Most of his time in the agency was spent in Central and Eastern Europe, and his favorite countries were Poland, Czechoslovakia, Germany and Hungary. Black was primarily involved in intelligence collection, and he emphasized the importance of learning about the countries he worked in and how societies work on a day-to-day basis. He likened his work to that of diplomatic personnel in the state department and foreign correspondence.
"What I loved about the work is that wherever you were working became your second homeland," he said. "Without that tactile awareness, you often miss the boat when you are trying to understand that country's problems."
The European countries where Black worked became a second homeland to his four children. All of them were born in Europe and had most of their pre-college education there. His youngest son is the only one to finish high school in the United States.
When tackling the misconceptions about the CIA, Black stressed that the agency has two components: collection and analysis. "The core of the CIA has always been an operations directorate – collection activities around the world," he said. "Its products are based on information provided by CIA, NSA, military services, FBI – all the other parts of the intelligence community."
And, Black said, just being part of the intelligence community is not enough to enjoy complete access to classified information. A security clearance is required, and information is given on a need-to-know basis. Black estimates he has access to about one percent of the total information in the U.S. intelligence community; most of it was related to the work he was doing, which kept him busy enough.
"I never felt that I was in the dark," he said. "You don't even want to know any more than you need to know because you don't have time to process it or make any sense out of it."
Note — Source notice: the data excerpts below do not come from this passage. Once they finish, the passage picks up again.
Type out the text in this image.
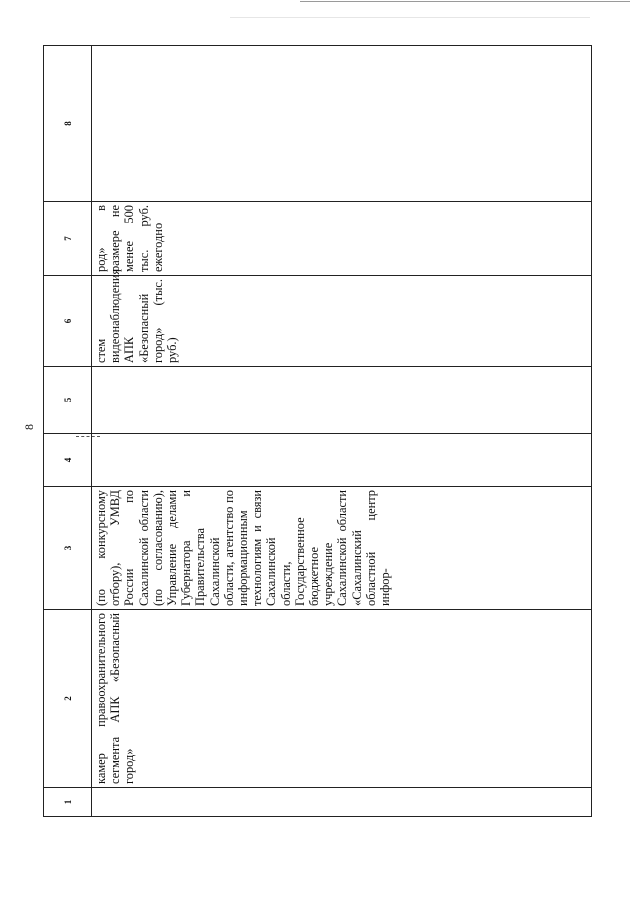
8
1	2	3	4	5	6	7	8

	камер правоохранительного сегмента АПК «Безопасный город»	(по конкурсному отбору), УМВД России по Сахалинской области (по согласованию), Управление делами Губернатора и Правительства Сахалинской области, агентство по информационным технологиям и связи Сахалинской области, Государственное бюджетное учреждение Сахалинской области «Сахалинский областной центр инфор-			стем видеонаблюдения АПК «Безопасный город» (тыс. руб.)	род» в размере не менее 500 тыс. руб. ежегодно	
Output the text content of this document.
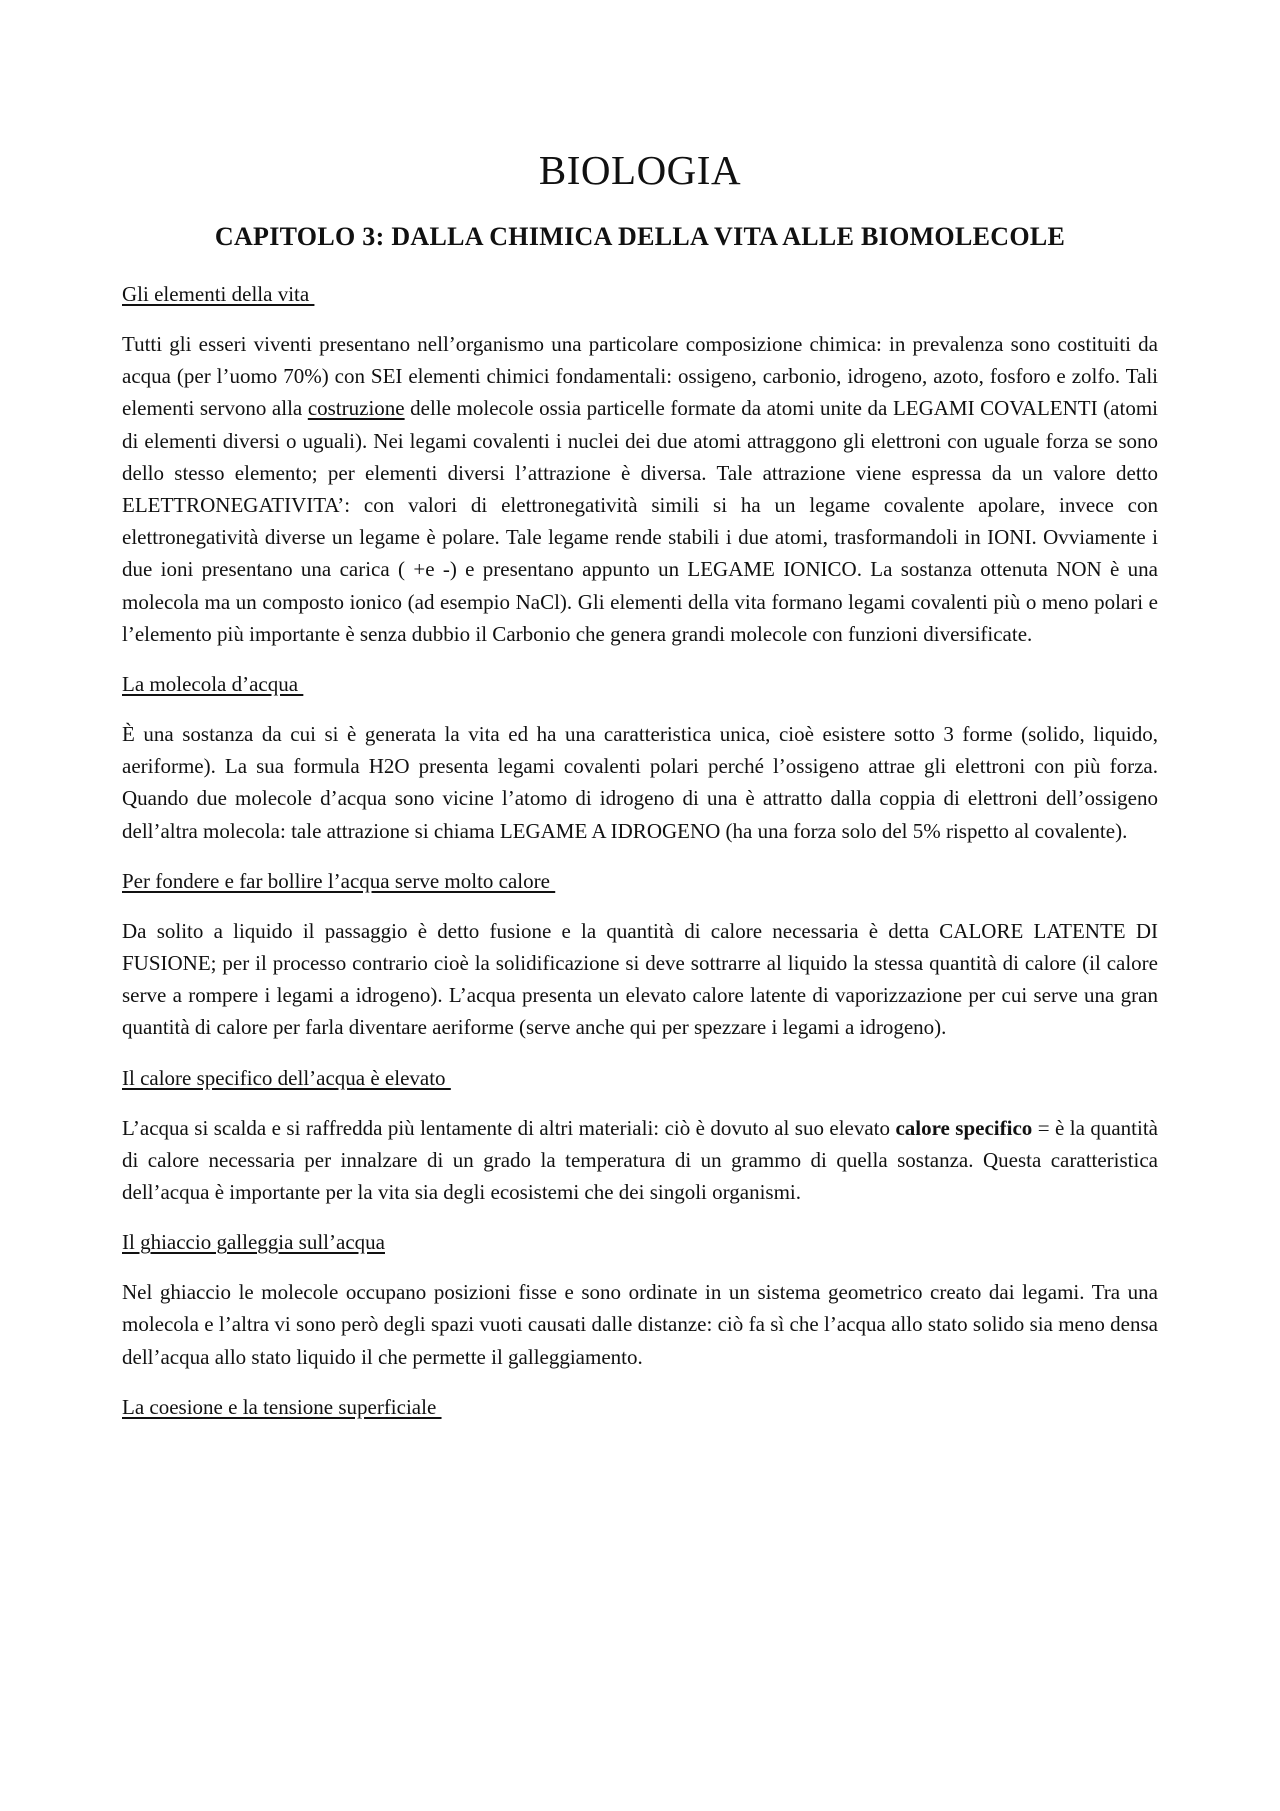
BIOLOGIA
CAPITOLO 3: DALLA CHIMICA DELLA VITA ALLE BIOMOLECOLE

Gli elementi della vita

Tutti gli esseri viventi presentano nell’organismo una particolare composizione chimica: in prevalenza sono costituiti da acqua (per l’uomo 70%) con SEI elementi chimici fondamentali: ossigeno, carbonio, idrogeno, azoto, fosforo e zolfo. Tali elementi servono alla costruzione delle molecole ossia particelle formate da atomi unite da LEGAMI COVALENTI (atomi di elementi diversi o uguali). Nei legami covalenti i nuclei dei due atomi attraggono gli elettroni con uguale forza se sono dello stesso elemento; per elementi diversi l’attrazione è diversa. Tale attrazione viene espressa da un valore detto ELETTRONEGATIVITA’: con valori di elettronegatività simili si ha un legame covalente apolare, invece con elettronegatività diverse un legame è polare. Tale legame rende stabili i due atomi, trasformandoli in IONI. Ovviamente i due ioni presentano una carica ( +e -) e presentano appunto un LEGAME IONICO. La sostanza ottenuta NON è una molecola ma un composto ionico (ad esempio NaCl). Gli elementi della vita formano legami covalenti più o meno polari e l’elemento più importante è senza dubbio il Carbonio che genera grandi molecole con funzioni diversificate.

La molecola d’acqua

È una sostanza da cui si è generata la vita ed ha una caratteristica unica, cioè esistere sotto 3 forme (solido, liquido, aeriforme). La sua formula H2O presenta legami covalenti polari perché l’ossigeno attrae gli elettroni con più forza. Quando due molecole d’acqua sono vicine l’atomo di idrogeno di una è attratto dalla coppia di elettroni dell’ossigeno dell’altra molecola: tale attrazione si chiama LEGAME A IDROGENO (ha una forza solo del 5% rispetto al covalente).

Per fondere e far bollire l’acqua serve molto calore

Da solito a liquido il passaggio è detto fusione e la quantità di calore necessaria è detta CALORE LATENTE DI FUSIONE; per il processo contrario cioè la solidificazione si deve sottrarre al liquido la stessa quantità di calore (il calore serve a rompere i legami a idrogeno). L’acqua presenta un elevato calore latente di vaporizzazione per cui serve una gran quantità di calore per farla diventare aeriforme (serve anche qui per spezzare i legami a idrogeno).

Il calore specifico dell’acqua è elevato

L’acqua si scalda e si raffredda più lentamente di altri materiali: ciò è dovuto al suo elevato calore specifico = è la quantità di calore necessaria per innalzare di un grado la temperatura di un grammo di quella sostanza. Questa caratteristica dell’acqua è importante per la vita sia degli ecosistemi che dei singoli organismi.

Il ghiaccio galleggia sull’acqua

Nel ghiaccio le molecole occupano posizioni fisse e sono ordinate in un sistema geometrico creato dai legami. Tra una molecola e l’altra vi sono però degli spazi vuoti causati dalle distanze: ciò fa sì che l’acqua allo stato solido sia meno densa dell’acqua allo stato liquido il che permette il galleggiamento.

La coesione e la tensione superficiale
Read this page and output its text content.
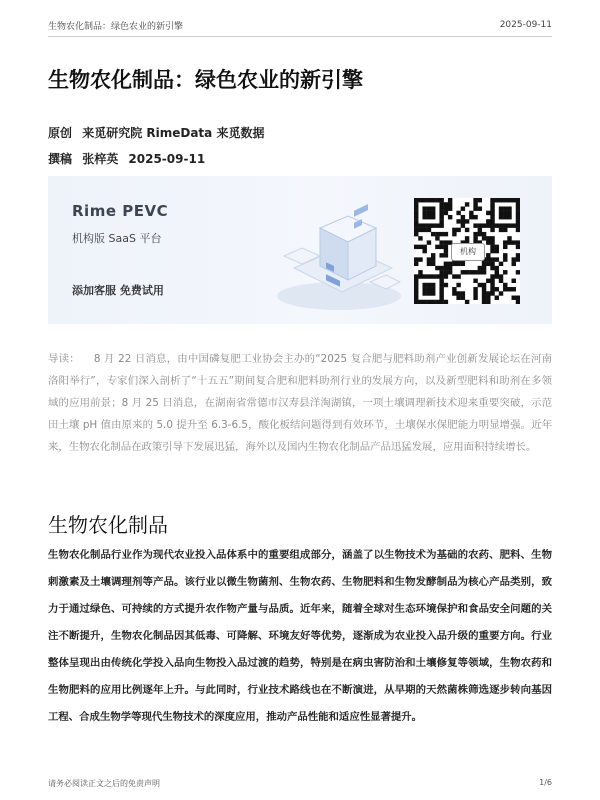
生物农化制品：绿色农业的新引擎	2025-09-11
生物农化制品：绿色农业的新引擎
原创 来觅研究院 RimeData 来觅数据
撰稿 张梓英 2025-09-11
Rime PEVC
机构版 SaaS 平台
添加客服 免费试用
机构

导读： 8 月 22 日消息，由中国磷复肥工业协会主办的“2025 复合肥与肥料助剂产业创新发展论坛在河南洛阳举行”，专家们深入剖析了“十五五”期间复合肥和肥料助剂行业的发展方向，以及新型肥料和助剂在多领域的应用前景；8 月 25 日消息，在湖南省常德市汉寿县洋淘湖镇，一项土壤调理新技术迎来重要突破，示范田土壤 pH 值由原来的 5.0 提升至 6.3-6.5，酸化板结问题得到有效环节，土壤保水保肥能力明显增强。近年来，生物农化制品在政策引导下发展迅猛，海外以及国内生物农化制品产品迅猛发展，应用面积持续增长。

生物农化制品

生物农化制品行业作为现代农业投入品体系中的重要组成部分，涵盖了以生物技术为基础的农药、肥料、生物刺激素及土壤调理剂等产品。该行业以微生物菌剂、生物农药、生物肥料和生物发酵制品为核心产品类别，致力于通过绿色、可持续的方式提升农作物产量与品质。近年来，随着全球对生态环境保护和食品安全问题的关注不断提升，生物农化制品因其低毒、可降解、环境友好等优势，逐渐成为农业投入品升级的重要方向。行业整体呈现出由传统化学投入品向生物投入品过渡的趋势，特别是在病虫害防治和土壤修复等领域，生物农药和生物肥料的应用比例逐年上升。与此同时，行业技术路线也在不断演进，从早期的天然菌株筛选逐步转向基因工程、合成生物学等现代生物技术的深度应用，推动产品性能和适应性显著提升。

请务必阅读正文之后的免责声明	1/6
Although he is a self-described pathological bibliophile with hundreds of books filling the shelves in his office, Black noted that most spy fantasies are older than real spy services. He said he enjoys spy fiction, but his background prevents him from taking the plots and events as absolute truth.
There are two categories of spy fiction, he said. One is the serious realistic version, which is generally written by people who have been in the business or have close connections with it. The other category is escapist, which is where James Bond novels and movies fall.
Black said James Bond is a macho portrayal of a spy. He is "an upscale version of the gun-toting private eye, which is totally preposterous because the job is to obtain information," he said. "It is not to shoot guns at people or to blow up things or anything like that. The purpose is to avoid that."
The intelligence business is important because the collected information influences policy that affects the majority of the world. It tries to tell us about our world and how humans behave in unusual circumstances, Black said.
After leaving the OIR program, Black might retire, or he might work on another project for the agency if it interests him. He’s already been around seven years longer than he anticipated, but he enjoys it. "Although the sands are running out of the hourglass, one does have to grow up and become a fully functioning adult sooner or later," Black said.
His plan always was to teach at a university, and his training makes the profession an easy transition to the classroom. Black said he enjoys scholarly research and teaching and will probably pursue a career along those lines once he retires from the CIA.
And if a career as a college professor doesn’t suit him, Black would like to write books about intelligence work, Machiavelli, Shakespeare as a Renaissance historian and political thinker, and many more subjects. But his career in the CIA is not one of his topics, although many of his colleagues worldwide have written books.
"Becoming a spy just seemed a little far-fetched," he said. "But I can't imagine any other career that I could have had that I would enjoy as the one I have."